Saurabh,
I am also trying to figure out how best to use sqoop on a non-CDH
cluster. From what I have learned, they are trying to get sqoop version
1.4.x stable on apache hadoop 0.23.x for now. Which is still in alpha.
And it doesn't work at all with anything before 0.21 (except for
Cloudera distributions). So we are kinda on our own, as far as I can
tell, until hadoop 0.23 is released and we upgrade to it, or until they
resolve https://issues.apache.org/jira/browse/SQOOP-384
--- wad
On 12/05/2011 07:18 PM, Saurabh Sehgal wrote:
Hi,
I am evaluating sqoop to do DB extracts from our relational stores.
The hadoop cluster running in production for us is Hadoop 0.20.append.
According to the sqoop introduction page on github:
"Sqoop relies on advanced features of Apache Hadoop. As such, it
requires the latest beta of Cloudera’s Distribution for Hadoop (CDH3
beta 2). Sqoop may be compatible with the Apache 0.21.0 release, but
this is considered experimental and should not be used in production.
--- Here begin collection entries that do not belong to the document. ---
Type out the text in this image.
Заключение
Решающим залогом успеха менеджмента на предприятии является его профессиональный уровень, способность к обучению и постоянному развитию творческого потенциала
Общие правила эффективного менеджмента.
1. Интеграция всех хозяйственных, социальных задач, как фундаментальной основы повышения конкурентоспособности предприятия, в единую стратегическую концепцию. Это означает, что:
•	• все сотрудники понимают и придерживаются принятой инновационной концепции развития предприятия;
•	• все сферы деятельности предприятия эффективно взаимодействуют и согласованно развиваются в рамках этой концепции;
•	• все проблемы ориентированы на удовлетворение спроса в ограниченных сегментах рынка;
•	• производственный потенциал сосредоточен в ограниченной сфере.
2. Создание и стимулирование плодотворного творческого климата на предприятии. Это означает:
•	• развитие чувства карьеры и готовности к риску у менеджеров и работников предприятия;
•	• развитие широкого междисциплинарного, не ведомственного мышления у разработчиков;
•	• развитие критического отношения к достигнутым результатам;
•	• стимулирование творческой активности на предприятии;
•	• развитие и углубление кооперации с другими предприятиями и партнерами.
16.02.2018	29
The COMPILING.txt file describes how to select a Hadoop distribution
to target at compilation time."
Does this still hold true ? All I want to do is incrementally import
tables from an Oracle database. Can someone explain what features are
missing from the non cloudera distributions and why is it unsafe to
use them in production ?
Thank you.